Spielbericht Bayer Leverkusen - Hansa Rostock

Hansa-Kogge ohne Wind

Agil, extrem lauffreudig und Schütze des 2:0: Slawo Paul FreierAgil, extrem lauffreudig und Schütze des 2:0: Slawo Paul Freier

Leverkusen schloss nach dem ungefährdeten 3:0-Sieg gegen harmlose Rostocker zum Spitzentrio auf. Mit einem Sieg am nächsten Wochenende und einem gleichzeitigen Punktverlust des HSV würde Bayer gar auf einem Champions-League-Platz überwintern.

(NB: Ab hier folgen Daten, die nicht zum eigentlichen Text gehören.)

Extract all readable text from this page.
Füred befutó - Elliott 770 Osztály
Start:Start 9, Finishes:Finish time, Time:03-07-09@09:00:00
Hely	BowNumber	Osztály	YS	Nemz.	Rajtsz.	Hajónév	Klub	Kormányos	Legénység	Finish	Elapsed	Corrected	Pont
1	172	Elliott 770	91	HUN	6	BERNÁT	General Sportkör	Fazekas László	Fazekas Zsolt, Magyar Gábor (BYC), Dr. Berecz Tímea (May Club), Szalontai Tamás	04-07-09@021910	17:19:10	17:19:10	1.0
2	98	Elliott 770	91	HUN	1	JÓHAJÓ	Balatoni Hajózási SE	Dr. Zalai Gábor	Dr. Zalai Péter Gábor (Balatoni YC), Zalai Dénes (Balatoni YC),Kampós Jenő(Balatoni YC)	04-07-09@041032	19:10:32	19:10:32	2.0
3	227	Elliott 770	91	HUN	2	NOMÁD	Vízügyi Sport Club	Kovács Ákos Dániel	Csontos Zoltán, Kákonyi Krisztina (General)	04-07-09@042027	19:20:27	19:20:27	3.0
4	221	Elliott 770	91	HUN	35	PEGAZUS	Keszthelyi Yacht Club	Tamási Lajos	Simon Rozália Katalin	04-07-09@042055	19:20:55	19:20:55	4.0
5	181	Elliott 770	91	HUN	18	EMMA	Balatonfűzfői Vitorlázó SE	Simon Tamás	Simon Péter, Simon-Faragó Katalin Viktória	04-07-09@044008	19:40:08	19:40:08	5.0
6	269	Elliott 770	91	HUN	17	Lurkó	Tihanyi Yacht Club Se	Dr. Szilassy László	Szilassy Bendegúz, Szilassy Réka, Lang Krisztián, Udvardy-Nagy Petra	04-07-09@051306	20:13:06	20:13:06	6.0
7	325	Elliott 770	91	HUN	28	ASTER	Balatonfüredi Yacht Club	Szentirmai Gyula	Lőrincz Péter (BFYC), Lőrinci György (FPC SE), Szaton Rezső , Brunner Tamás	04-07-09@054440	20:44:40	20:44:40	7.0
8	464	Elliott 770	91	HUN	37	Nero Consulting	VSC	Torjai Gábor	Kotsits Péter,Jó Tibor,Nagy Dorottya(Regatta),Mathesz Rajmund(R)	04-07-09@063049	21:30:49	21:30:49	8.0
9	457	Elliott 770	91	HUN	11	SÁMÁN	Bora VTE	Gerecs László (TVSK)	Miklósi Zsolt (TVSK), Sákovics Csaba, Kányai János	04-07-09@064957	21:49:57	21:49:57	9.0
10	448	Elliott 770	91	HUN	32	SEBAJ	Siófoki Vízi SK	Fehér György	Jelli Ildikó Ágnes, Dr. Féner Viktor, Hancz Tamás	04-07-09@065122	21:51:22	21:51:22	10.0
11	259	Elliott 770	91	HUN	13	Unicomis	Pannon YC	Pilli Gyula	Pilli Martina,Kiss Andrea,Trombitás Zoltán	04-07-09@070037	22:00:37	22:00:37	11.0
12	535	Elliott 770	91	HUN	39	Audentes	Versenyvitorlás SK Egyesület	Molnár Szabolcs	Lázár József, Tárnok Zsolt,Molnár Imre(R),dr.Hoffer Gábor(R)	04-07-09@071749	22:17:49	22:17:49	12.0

Die Werkself gewann ihre letzten vier Ligaspiele und konnte mit einem 1:0-Erfolg unter der Woche im UEFA-Cup gegen Sparta Prag ihre gute Form bestätigen. Für die Rostocker schien das Hoch, das man am achten Spieltag nach Siegen gegen Stuttgart und Hertha BSC ausmachen wollte, nur von temporärer Natur: In den zwei Partien vor dem Leverkusen-Spiel konnten weder Tore noch Punkte auf der Hansa-Haben-Seite verbucht werden. Das Wochenende begann nicht gut für die Hanseaten: Am Freitag meldete sich Stammtorwart Stefan Wächter krank und am Samstag punkteten die Tabellennachbarn Cottbus und Duisburg auswärts. Wächter, den eine Magen-Darm-Grippe plagte, wurde von Jörg Hahnel ersetzt, der bis dato noch keine Bundesligaminute vorweisen konnte. Doch die größeren Personalsorgen hatte Bayer-Trainer Michael Skibbe: Schneider (Wadenverhärtung), Arturo Vidal (Bänderiss im Sprunggelenk) und Barbarez (eingeklemmter Nerv) fielen aus. Kießling saß nach der fünften Gelben Karte ebenso auf der Bank wie Ramelow ­ Sinkewitz und Gresko begannen. Aufgrund der vielen prominenten Ausfälle übte sich Skibbe vor dem Spiel in Zweckpessimismus: „Rostock ist eine unangenehme Aufgabe. Nicht vom Papier her, aber vor dem Hintergrund der Verletzten.“ Doch in der 4. Minute glättete die ersatzgeschwächte Bayer-Mannschaft die Sorgenfalten ihres Trainers: Nach einer Ecke von Barnetta, die Haggui per Kopf verlängerte, stand Rolfes ohne Gegenspieler frei vor Hahnel. Der Nationalspieler hatte alle Zeit der Welt, nahm den Ball an und ließ dem Debütanten im Tor keine Chance ­ 1:0. Wer nach dem fulminanten Start ein Torfestival und Zauberfußball sondergleichen erwartete, sah sich schnell getäuscht. Bayer tat in den ersten 45 Minuten nicht mehr als nötig, kontrollierte das Spiel, ohne jedoch zu weiteren zwingenden Torchancen zu kommen. Lediglich ein Weitschuss von Gresko aus 30 Metern (34.), der knapp am Tor vorbeiging, und ein strammer Castro-Schuss von der Strafraumgrenze (45.), den der zuvor nicht immer sicher wirkende Hahnel glänzend parieren konnte, brachte die 22.500 Zuschauer in der BayArena in Stimmung. Die Rostocker Offensive fand in den ersten 45 Minuten nicht statt. Exemplarisch der Arbeitsnachweis von Agali: Vier Fouls, eine Gelbe Karte. Zur zweiten Halbzeit blieb der glücklose Nigerianer in der Kabine ­ für ihn kam Hähnge.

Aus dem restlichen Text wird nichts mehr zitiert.